The 2015 Federal Register already has more than a full week of data, with new rules ranging from heated pools to flying musical instruments. Despite a total page count that passed 1,000 pages in just the fourth issue, the numbers of proposed and final rules are both off to modest starts. Many rules are timed to take effect every New Year’s Day, and this staggered timing leads to frequent early-January slowdowns, so look for this to change before too long.
On to the data:
- Last week, 29 new final regulations were published in the Federal Register, less than half the usual pace in recent years.
- That’s the equivalent of a new regulation every five hours and 48 minutes.
- So far in 2015, 38 final regulations have been published in the Federal Register. At that pace, there will be a total of 1,583 new regulations this year, less than half the usual total.
- Last week, 1,326 new pages were added to the Federal Register.
- Currently at 1,467 pages, the 2015 Federal Register is on pace for 61,125 pages, or nearly 19,000 pages less than last year. Look for this to change.
- Rules are called “economically significant” if they have costs of $100 million or more in a given year. One such rule has been published so far this year.
- The total estimated compliance cost of 2015’s economically significant regulations is $477 million for the current year.
- Three final rules meeting the broader definition of “significant” have been published so far this year.
- So far in 2015, seven new rules affect small businesses; one of them is classified as significant.
Highlights from selected final rules published last week:
- This year’s first economically significant regulation is for a caregivers program for veterans. It is expected to cost $1.67 billion over the next three years, and $477 million in the 2015 fiscal year.
- In New London, Connecticut, there is a drawbridge crossing over the Thames River—not to be confused with the more famous Thames River traversing through London, England.
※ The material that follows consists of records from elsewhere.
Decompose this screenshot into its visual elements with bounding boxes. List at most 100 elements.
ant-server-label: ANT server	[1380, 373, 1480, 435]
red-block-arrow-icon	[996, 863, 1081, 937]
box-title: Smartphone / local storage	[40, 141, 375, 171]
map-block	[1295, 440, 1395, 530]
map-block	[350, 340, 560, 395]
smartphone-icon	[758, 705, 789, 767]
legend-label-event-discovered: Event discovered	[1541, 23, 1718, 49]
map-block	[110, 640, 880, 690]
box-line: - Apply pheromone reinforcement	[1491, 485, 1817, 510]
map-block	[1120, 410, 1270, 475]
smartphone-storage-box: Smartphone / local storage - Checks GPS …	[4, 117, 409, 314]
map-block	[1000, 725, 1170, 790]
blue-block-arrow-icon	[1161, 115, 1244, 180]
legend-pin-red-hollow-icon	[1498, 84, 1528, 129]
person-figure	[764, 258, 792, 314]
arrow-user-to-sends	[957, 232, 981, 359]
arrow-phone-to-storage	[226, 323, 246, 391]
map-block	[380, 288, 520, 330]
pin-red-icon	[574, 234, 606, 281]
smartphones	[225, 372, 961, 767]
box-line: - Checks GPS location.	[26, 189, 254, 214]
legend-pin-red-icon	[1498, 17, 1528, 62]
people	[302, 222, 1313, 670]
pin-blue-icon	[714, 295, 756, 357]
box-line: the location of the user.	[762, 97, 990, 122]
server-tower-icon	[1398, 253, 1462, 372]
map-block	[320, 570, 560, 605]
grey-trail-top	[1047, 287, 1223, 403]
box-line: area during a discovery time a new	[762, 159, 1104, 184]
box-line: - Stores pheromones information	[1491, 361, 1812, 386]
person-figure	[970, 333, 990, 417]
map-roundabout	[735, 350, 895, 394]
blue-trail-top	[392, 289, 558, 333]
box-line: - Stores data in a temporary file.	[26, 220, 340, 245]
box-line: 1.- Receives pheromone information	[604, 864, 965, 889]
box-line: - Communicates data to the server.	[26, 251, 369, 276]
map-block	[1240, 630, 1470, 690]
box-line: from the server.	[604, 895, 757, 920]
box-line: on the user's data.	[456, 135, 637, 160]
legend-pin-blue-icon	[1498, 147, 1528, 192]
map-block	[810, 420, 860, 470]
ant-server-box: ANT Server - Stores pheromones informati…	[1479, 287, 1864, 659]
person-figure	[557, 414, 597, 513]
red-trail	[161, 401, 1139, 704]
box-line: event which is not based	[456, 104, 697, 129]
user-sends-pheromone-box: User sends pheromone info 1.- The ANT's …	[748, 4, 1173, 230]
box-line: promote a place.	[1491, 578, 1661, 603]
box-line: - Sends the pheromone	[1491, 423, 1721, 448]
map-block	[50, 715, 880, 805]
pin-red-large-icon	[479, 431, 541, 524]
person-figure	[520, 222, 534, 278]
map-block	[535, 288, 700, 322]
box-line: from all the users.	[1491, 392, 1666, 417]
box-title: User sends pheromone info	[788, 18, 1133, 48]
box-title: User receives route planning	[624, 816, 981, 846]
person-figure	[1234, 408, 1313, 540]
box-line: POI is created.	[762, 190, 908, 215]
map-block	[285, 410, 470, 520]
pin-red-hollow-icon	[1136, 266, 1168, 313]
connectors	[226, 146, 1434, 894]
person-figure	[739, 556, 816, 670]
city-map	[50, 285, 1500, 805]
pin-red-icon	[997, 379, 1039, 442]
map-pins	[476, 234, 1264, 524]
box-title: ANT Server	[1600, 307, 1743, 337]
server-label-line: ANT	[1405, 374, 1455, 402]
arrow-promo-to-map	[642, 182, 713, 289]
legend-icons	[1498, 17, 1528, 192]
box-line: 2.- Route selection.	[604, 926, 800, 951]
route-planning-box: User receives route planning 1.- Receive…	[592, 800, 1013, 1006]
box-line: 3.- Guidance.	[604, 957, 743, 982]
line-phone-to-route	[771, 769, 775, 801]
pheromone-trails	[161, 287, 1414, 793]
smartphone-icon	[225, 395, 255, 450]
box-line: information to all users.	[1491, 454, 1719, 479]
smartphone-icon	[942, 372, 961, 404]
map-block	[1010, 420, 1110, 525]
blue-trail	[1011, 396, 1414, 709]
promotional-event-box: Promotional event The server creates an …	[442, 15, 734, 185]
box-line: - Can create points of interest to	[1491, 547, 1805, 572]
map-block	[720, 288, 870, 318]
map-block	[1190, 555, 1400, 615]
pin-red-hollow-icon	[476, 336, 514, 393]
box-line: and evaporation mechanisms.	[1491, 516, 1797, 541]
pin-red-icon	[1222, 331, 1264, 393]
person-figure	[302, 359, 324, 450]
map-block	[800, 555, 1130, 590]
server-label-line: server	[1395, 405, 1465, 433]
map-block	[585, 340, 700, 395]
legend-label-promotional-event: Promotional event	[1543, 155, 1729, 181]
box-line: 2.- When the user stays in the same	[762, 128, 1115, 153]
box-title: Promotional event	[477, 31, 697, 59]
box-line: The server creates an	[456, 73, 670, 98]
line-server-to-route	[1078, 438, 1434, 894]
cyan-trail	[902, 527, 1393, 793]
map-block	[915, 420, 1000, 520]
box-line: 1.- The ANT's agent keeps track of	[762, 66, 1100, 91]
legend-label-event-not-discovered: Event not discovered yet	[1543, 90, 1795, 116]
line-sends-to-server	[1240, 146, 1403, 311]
A new federal regulation dictates when that drawbridge goes up and down.
- If you have lending or marketing troubles, and you grow “wheat, feed grains, soybeans, oilseeds, peanuts, pulse crops, cotton, honey, [and/or] wool and mohair,” then the federal government has an offer for you.
- The federal government is sticking by its current definitions of “Growth Impairment, Musculoskeletal System, Respiratory System, Cardiovascular System, Digestive System, Hematological Disorders, Skin Disorders, Neurological, and Mental Disorders.” This will allow it to stay current with “step three of the sequential evaluation processes for initial claims and continuing disability reviews.”
- In 2007, funding ceased for FLEP, a federal program to enhance forests. In 2015, the Forest Service issued regulations to close the program.
- New testing procedures for pool heaters’ energy efficiency.
- And for HVAC, refrigeration, and water heating equipment.
- If you bring a musical instrument onto an airplane, make sure it doesn’t block a “no smoking” sign, or you will violate this regulation (p. 163, bottom left).
- A federal regulation for a television channel change in Dayton, Ohio.